The higher the average value of your customers’ orders, the more profit you make, notwithstanding other factors, like the cost of selling your products. Those factors can also be measured with KPIs, but average order value (AOV) should be one of the first on your list of must-haves.
To calculate AOV, you need to know the exact amount of revenue that your store or social-selling business generated in a given period of time, and the exact number of orders placed by your customers. Divide the revenue total by the number of orders, and you will have the average order value.
Example: If your store made a total of $50,000 in one month, and the total number of orders for the month was 750, the average order value would be 50,000/75 = $66.66.
If the conversion rate KPI is crucial for understanding how many visits to your website result in sales, AOV is essential to understand how well your marketing induces customers to spend.
One key to increasing conversions is to understand why visitors elect not to make a purchase. There can be many reasons, but those prompting them to abandon an initiated sales transaction should be primary targets for your attention.
To measure shopping cart abandonment rate, you need to know the number of completed sales transactions, and the total number of transactions initiated (regardless of whether they were completed). Assuming you have that data, apply the following formula:
1 – (# of completed sales transactions/# of initiated sales transactions). This will give you the percentage of abandoned carts (cart abandonment rate).
Example: If the total number of completed transactions in your store was 750 in one month, and the number of initiated transactions was 1,000, the cart abandonment rate would be 1 – (750/1000) = 1 – 0.75 = 0.25 or 25%.
If you are entering the e-commerce market in the Middle East, you should be aware that cash-on-delivery (COD) is the dominant payment method among consumers in the region.
To avoid high levels of cart abandonment, you might consider finding a way to offer COD to your customers, or otherwise, make it very clear on your product pages that you don’t offer that payment option. If your visitors reach the checkout page before learning they cannot pay with cash, the likelihood of abandonment is much higher than it might be in other regional markets.
If you could have only three KPIs for your e-commerce business, conversion rate, average order value, and cart abandonment rate would probably be the ones to opt for.
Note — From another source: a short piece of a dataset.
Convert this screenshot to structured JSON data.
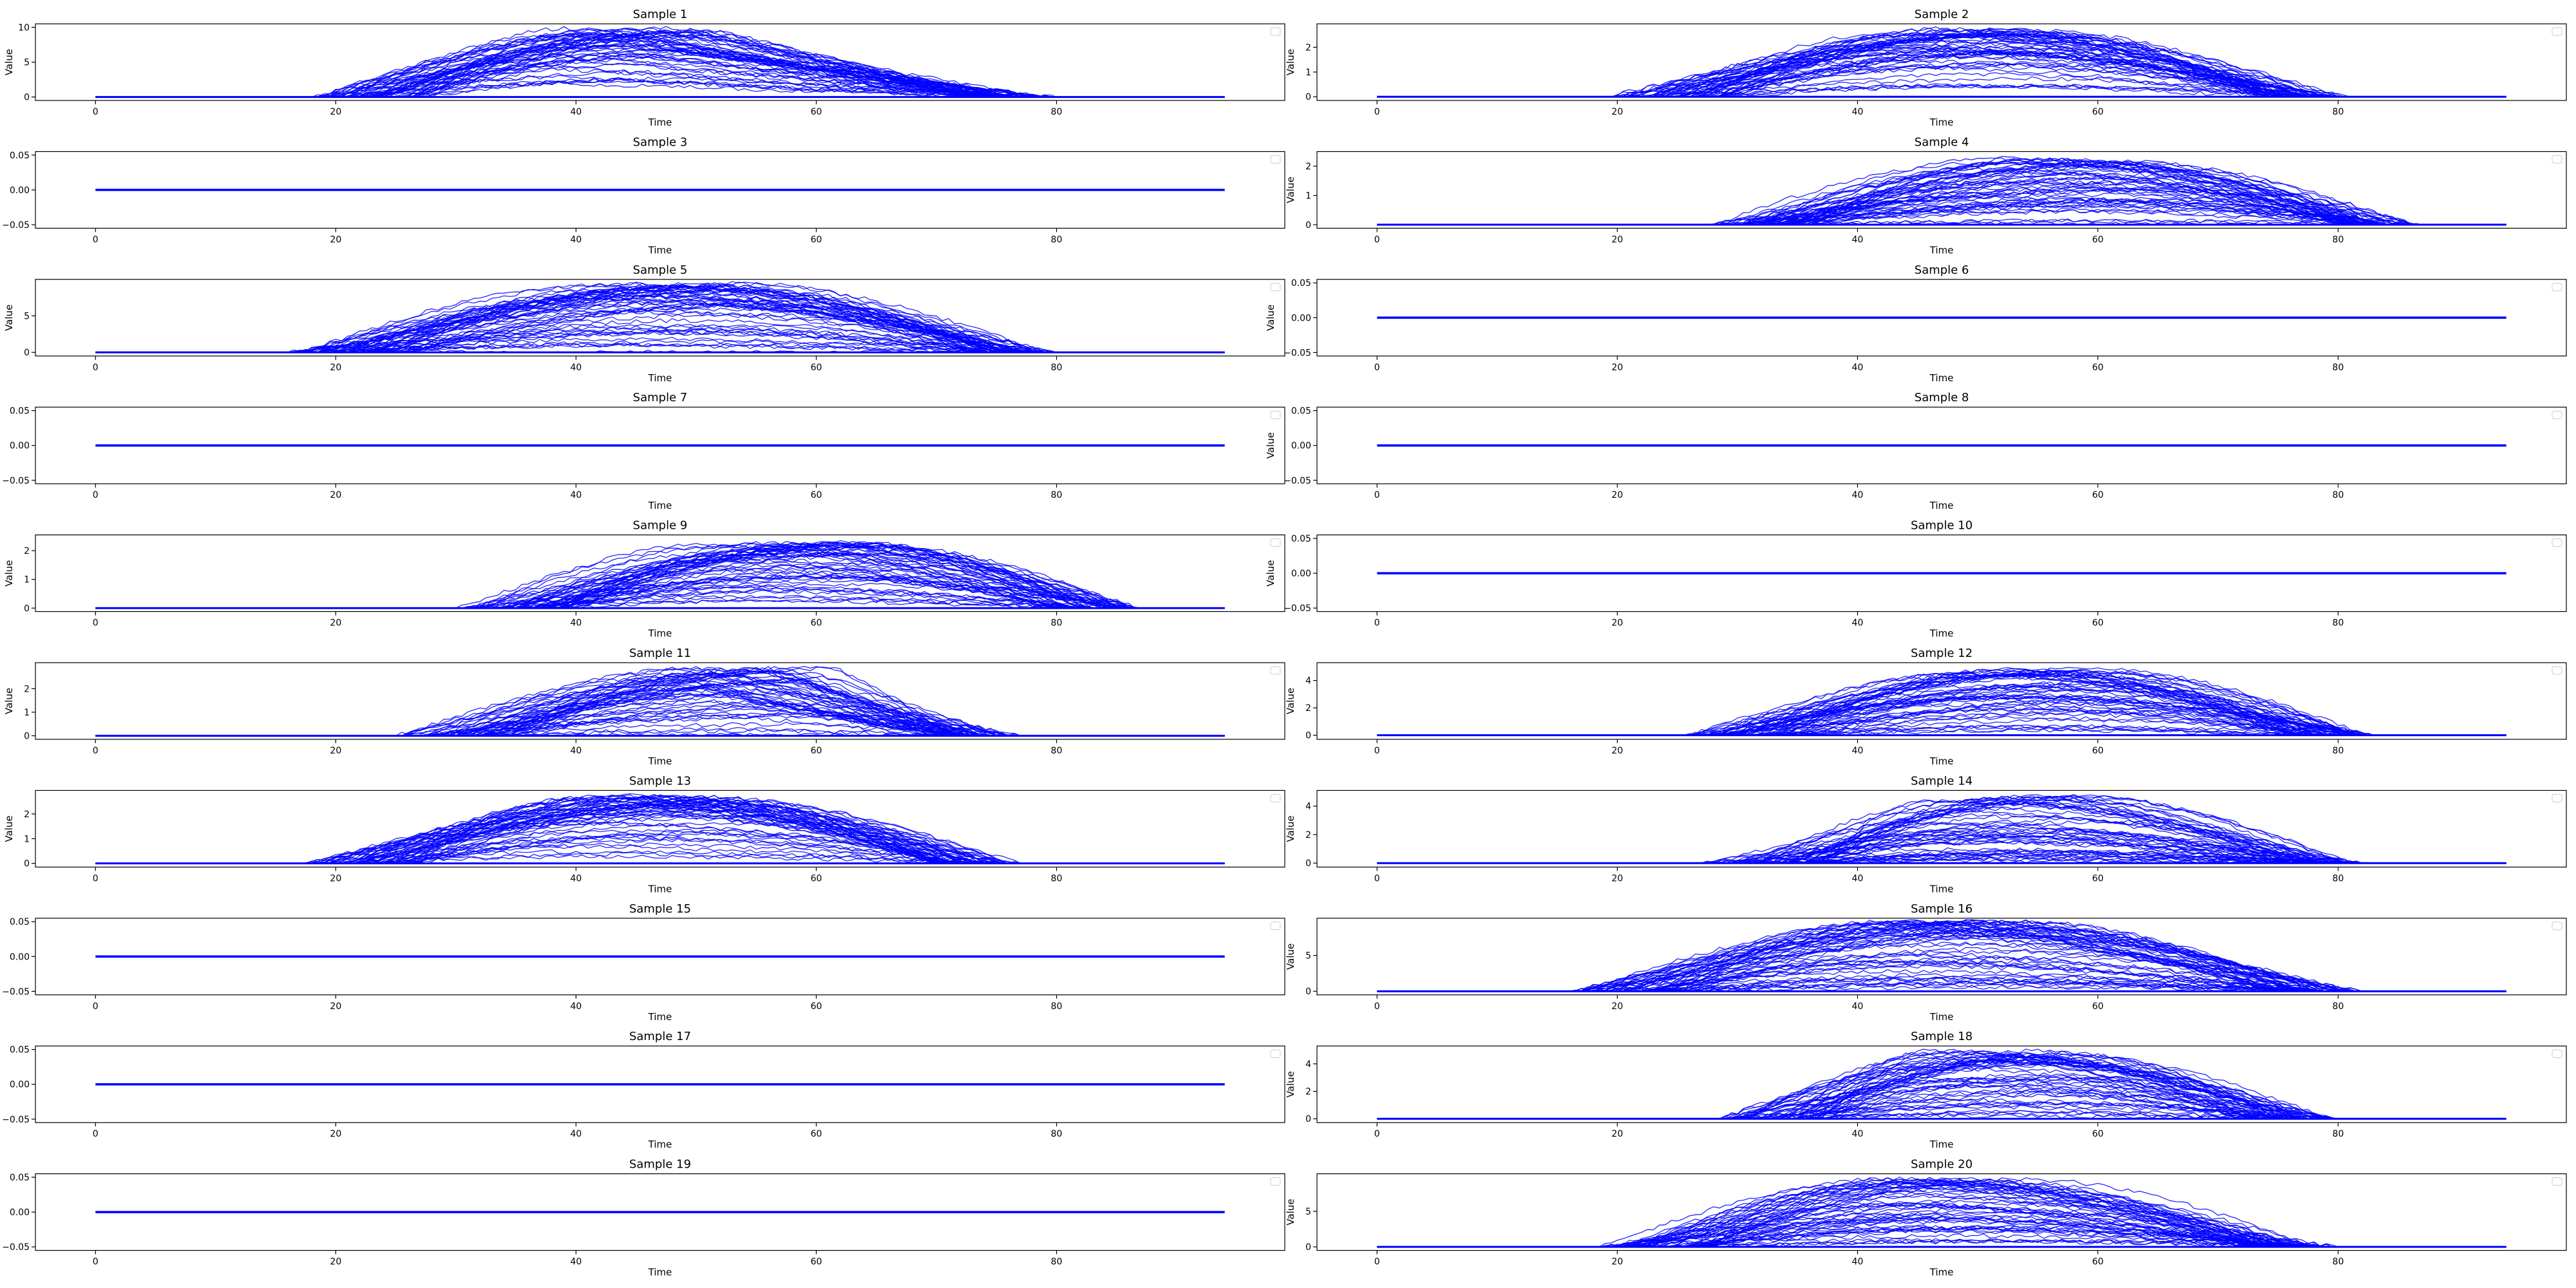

Nevertheless, many other KPIs exist to help you piece together a picture of marketing, sales, fulfillment, and customer service performance.
You won’t go far wrong, for example, by integrating any or all of the following into a primary dashboard of six to ten KPIs:
• Repeat customer rate: The percentage of customers making further purchases after the first one.
• Cost of goods sold: COGS measures the total accumulated costs of creating a product (or purchasing it) and all other costs incurred along the way to a successful sale.
• Website traffic by source: A measurement of the total number of visits to your e-commerce website, broken down by source (such as email, social selling, referrals, and paid advertising)
• Time-on-site: Tracks how long visitors stay on your site. Time on site is essentially a measure of visitor engagement.
• Gross margin: This KPI is a calculation of the value of your sales minus your COGS.
• Perfect order: This fulfillment KPI is a composite measurement of the percentage of customer orders delivered on time, in full, free from errors, and with accurate documentation.
A combination of any of these KPIs, along with the top three covered in more detail above, will give you a comprehensive view of performance without being overwhelming.
Of course, if you wish to capture lots more metrics, there is no harm in doing so, but you should probably not attempt to monitor them actively. Instead, you can reserve them for use, when needed, to help analyze issues highlighted by your primary KPIs.
Ultimately, the right combination of metrics will depend upon the exact nature of your business model and strategy. Whatever you do, try not to track too many or make them too complex. Keep things simple and measure what matters, so you can realistically monitor your KPIs constantly, understand them, and most importantly, act on the intelligence they provide.